Nach der Veröffentlichung distanzierten sich zahlreiche Untergruppierungen der GdP von Hübers Text, eine Welle der öffentlichen Kritik rollte über die Gewerkschaftsspitze hinweg. Und bei dieser Gelegenheit erinnerten auch etliche Medien – unter anderem TE an die spezielle Biographie von Sven Hüber: er diente bis 1989 als politischer Instrukteur im Grenzregiment 33 an der Mauer in Berlin-Treptow.
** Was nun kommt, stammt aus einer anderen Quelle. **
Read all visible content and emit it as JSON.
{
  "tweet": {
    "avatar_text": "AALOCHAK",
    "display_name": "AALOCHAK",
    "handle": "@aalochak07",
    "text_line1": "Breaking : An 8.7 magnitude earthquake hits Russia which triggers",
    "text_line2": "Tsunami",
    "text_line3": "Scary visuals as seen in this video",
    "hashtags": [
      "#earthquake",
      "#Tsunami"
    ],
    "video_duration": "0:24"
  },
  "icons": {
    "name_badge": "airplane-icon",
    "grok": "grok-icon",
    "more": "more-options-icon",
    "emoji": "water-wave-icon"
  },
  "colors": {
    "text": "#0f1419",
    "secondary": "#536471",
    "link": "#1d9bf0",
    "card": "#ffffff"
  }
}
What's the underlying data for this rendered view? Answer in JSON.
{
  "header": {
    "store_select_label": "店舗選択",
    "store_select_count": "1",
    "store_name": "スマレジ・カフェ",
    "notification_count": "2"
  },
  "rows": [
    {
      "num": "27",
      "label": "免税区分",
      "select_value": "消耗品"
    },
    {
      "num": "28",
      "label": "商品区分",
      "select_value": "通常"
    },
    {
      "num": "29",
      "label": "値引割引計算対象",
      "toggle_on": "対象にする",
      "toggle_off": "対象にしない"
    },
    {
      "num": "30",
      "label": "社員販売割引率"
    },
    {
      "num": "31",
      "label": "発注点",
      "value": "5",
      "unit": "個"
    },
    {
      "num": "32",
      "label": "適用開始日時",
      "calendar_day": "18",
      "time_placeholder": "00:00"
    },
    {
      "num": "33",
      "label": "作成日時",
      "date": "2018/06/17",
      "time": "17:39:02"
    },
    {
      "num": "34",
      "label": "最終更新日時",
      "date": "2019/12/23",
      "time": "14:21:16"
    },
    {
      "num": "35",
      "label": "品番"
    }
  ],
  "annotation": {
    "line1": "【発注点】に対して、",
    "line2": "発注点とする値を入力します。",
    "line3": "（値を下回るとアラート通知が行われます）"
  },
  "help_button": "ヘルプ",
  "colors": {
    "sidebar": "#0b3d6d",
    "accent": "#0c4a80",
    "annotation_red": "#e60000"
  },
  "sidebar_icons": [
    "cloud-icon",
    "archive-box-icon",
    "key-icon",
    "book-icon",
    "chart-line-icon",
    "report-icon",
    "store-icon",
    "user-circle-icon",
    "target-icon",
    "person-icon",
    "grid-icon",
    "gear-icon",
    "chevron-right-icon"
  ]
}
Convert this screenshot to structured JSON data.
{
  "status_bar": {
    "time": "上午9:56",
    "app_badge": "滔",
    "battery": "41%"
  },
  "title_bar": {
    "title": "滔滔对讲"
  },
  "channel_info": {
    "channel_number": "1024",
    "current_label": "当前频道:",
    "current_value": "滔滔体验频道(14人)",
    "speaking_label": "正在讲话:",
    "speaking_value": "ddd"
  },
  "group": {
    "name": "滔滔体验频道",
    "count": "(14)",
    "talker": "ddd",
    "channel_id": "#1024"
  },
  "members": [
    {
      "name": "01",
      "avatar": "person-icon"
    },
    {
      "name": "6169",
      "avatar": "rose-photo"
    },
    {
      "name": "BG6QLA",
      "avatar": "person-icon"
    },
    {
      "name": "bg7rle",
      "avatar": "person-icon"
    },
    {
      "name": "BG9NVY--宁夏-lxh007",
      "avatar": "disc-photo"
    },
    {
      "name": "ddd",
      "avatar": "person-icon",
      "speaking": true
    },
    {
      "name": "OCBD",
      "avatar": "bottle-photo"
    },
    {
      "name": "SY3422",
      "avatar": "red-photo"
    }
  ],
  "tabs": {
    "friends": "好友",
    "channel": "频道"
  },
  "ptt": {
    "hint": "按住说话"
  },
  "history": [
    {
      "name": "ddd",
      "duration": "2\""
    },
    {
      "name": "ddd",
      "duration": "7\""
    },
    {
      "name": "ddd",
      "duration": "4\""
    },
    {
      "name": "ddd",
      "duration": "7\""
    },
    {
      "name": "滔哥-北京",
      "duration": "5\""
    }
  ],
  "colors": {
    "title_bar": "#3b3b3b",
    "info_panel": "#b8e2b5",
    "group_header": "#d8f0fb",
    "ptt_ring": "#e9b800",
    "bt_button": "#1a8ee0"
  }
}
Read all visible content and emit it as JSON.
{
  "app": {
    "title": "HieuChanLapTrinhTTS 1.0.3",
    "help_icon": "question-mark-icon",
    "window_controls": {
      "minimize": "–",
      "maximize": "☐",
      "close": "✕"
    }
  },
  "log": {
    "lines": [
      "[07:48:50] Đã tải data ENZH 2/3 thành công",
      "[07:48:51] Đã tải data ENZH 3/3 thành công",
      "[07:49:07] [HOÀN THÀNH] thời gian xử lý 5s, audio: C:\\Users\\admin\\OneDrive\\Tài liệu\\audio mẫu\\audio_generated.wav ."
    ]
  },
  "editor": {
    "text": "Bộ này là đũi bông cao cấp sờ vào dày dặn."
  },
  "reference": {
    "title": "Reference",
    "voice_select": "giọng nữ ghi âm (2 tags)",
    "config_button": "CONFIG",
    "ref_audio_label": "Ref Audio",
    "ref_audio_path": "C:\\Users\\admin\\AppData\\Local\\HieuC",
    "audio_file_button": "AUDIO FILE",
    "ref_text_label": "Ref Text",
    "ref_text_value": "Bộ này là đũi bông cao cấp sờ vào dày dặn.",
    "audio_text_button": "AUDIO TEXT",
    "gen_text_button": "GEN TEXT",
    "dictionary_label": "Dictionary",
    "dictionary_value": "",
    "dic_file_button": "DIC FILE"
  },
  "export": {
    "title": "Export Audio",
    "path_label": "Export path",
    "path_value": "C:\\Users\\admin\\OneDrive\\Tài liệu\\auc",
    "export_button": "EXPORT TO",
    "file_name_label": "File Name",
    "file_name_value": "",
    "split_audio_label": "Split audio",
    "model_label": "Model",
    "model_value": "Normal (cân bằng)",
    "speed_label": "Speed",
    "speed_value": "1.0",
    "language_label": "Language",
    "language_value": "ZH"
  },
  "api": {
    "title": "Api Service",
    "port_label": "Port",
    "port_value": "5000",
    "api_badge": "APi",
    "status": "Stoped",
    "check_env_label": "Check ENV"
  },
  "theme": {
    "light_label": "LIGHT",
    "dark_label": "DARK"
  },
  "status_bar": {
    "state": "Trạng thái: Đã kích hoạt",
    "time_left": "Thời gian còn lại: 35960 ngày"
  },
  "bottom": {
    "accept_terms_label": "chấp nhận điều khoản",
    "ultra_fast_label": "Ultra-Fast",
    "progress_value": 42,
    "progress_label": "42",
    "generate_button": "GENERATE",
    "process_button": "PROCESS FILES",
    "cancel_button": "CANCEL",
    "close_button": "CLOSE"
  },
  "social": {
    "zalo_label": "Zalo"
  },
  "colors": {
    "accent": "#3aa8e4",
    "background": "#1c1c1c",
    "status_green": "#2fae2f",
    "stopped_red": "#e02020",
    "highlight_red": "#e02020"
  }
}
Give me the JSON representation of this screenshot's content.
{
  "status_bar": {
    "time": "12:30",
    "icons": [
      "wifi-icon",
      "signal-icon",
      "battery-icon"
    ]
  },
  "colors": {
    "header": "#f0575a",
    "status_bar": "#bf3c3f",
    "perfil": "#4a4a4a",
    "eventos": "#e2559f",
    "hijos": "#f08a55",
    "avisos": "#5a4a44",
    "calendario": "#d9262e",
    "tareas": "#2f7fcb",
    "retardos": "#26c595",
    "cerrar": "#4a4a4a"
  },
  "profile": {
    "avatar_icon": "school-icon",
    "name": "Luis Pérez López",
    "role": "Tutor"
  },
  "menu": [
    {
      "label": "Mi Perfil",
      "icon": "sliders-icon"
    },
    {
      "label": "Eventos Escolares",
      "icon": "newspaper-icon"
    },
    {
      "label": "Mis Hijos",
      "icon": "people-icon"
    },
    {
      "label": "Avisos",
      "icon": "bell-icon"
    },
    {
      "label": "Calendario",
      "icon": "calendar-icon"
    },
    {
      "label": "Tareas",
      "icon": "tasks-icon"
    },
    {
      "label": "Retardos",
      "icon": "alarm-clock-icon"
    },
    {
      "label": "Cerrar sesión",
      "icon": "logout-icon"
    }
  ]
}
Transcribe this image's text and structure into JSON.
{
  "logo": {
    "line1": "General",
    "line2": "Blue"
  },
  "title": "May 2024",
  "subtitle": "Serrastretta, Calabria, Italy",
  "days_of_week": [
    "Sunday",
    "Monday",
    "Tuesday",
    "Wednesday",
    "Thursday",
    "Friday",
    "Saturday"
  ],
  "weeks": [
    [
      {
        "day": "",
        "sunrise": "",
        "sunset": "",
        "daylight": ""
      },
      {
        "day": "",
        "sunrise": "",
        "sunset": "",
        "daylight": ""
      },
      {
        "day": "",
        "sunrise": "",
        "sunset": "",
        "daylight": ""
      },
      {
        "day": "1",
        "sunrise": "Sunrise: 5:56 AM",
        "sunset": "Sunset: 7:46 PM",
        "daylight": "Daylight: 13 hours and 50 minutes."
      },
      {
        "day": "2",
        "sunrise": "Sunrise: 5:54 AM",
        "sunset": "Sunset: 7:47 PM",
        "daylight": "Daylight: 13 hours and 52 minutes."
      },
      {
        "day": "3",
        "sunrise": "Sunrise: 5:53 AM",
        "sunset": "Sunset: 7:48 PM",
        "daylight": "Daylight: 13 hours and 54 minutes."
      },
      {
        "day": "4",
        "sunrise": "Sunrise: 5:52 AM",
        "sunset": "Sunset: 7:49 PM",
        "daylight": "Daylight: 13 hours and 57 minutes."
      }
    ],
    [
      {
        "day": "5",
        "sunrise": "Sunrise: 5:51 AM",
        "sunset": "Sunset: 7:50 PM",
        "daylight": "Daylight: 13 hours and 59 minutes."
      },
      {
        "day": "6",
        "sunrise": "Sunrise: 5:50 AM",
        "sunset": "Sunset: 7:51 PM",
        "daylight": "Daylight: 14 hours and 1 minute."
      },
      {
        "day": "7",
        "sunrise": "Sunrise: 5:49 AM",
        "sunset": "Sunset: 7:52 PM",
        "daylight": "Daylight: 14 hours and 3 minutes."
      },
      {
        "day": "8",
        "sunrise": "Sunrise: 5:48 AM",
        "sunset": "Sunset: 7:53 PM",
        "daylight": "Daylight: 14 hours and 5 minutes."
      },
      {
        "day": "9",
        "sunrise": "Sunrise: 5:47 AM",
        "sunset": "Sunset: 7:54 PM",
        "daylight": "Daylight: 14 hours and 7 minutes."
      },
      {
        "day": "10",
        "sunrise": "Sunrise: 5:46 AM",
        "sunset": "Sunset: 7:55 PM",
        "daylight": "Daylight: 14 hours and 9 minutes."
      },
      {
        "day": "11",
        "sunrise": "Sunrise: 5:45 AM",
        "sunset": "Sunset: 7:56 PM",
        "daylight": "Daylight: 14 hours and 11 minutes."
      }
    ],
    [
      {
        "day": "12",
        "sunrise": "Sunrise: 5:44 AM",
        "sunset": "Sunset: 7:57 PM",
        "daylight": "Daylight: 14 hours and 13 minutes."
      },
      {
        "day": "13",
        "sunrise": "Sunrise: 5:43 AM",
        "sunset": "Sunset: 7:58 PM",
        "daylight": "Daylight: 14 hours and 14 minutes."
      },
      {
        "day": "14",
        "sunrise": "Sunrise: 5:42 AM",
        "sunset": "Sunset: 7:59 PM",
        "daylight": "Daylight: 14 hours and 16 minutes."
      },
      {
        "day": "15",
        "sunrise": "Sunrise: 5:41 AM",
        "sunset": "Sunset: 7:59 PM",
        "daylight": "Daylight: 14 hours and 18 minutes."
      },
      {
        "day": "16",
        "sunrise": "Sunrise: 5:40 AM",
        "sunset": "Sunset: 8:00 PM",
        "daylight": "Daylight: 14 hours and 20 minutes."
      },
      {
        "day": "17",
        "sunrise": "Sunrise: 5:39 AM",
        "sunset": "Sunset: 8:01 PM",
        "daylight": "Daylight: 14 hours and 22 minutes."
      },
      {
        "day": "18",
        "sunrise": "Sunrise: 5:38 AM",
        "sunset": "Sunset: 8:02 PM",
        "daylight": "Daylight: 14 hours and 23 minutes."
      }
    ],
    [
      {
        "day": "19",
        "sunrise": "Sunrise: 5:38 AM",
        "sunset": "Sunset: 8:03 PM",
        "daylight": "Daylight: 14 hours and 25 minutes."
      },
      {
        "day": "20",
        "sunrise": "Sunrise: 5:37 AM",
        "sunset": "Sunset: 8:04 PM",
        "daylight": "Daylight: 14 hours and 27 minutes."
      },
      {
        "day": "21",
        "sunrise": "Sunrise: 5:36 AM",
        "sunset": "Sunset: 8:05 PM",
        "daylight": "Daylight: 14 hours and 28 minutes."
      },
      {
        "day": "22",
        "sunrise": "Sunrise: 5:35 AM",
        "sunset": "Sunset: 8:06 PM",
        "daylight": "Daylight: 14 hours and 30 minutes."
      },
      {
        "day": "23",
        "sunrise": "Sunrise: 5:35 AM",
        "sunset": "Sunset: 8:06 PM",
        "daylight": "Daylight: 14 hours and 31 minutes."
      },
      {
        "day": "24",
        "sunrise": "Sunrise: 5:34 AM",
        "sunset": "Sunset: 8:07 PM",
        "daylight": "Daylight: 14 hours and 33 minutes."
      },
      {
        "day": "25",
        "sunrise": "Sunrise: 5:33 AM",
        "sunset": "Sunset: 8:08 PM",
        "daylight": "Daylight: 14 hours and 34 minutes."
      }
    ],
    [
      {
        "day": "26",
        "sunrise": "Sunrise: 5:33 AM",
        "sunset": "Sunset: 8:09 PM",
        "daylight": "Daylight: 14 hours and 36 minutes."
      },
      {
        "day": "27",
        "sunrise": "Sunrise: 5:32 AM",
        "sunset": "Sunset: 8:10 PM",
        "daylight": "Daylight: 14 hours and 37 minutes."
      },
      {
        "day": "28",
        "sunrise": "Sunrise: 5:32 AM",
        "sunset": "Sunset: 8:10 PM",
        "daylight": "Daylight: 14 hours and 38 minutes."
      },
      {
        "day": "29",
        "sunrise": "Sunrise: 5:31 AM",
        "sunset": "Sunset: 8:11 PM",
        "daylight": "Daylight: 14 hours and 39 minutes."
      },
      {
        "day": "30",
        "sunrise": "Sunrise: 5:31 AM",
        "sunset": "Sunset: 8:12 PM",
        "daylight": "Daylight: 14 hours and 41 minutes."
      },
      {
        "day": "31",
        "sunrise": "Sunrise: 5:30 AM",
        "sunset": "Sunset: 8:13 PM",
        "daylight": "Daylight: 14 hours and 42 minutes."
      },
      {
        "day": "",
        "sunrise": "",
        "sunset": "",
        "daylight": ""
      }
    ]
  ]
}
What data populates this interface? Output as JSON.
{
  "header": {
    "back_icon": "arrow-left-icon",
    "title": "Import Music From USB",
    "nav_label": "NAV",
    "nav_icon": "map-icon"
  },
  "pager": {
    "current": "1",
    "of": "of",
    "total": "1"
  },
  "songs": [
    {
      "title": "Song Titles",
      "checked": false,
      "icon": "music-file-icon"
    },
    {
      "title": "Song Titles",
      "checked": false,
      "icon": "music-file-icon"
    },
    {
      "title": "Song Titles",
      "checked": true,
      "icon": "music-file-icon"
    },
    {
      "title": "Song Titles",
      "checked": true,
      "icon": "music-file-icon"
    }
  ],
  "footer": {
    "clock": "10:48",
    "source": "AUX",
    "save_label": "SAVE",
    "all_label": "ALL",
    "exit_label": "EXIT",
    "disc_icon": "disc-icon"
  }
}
In dem Abschnitt seines Regiments wurde Anfang 1989 der letzte Flüchtling an der Mauer getötet.
Wie reagierte nun die GdP-Führung? „Mit aller Schärfe“, heißt es in ihrer Pressemitteilung, „verurteilt die GdP die öffentliche Hetze und die teils massiven Drohungen gegenüber dem Autor, unserem Kollegen Sven Hüber. Das verzerrte Darstellen seiner Vita empfindet die GdP als beschämend.“
Was angeblich an Hübers Vita verzerrt worden sein sollte, verrät sie nicht, räumte aber in der gleichen Mitteilung ein, dass ein GdP-Vertreter den Wikipedia-Eintrag zu der DDR-Vergangenheit des Vize-Chefs säuberte, was im Klartext hieß: verfälschte.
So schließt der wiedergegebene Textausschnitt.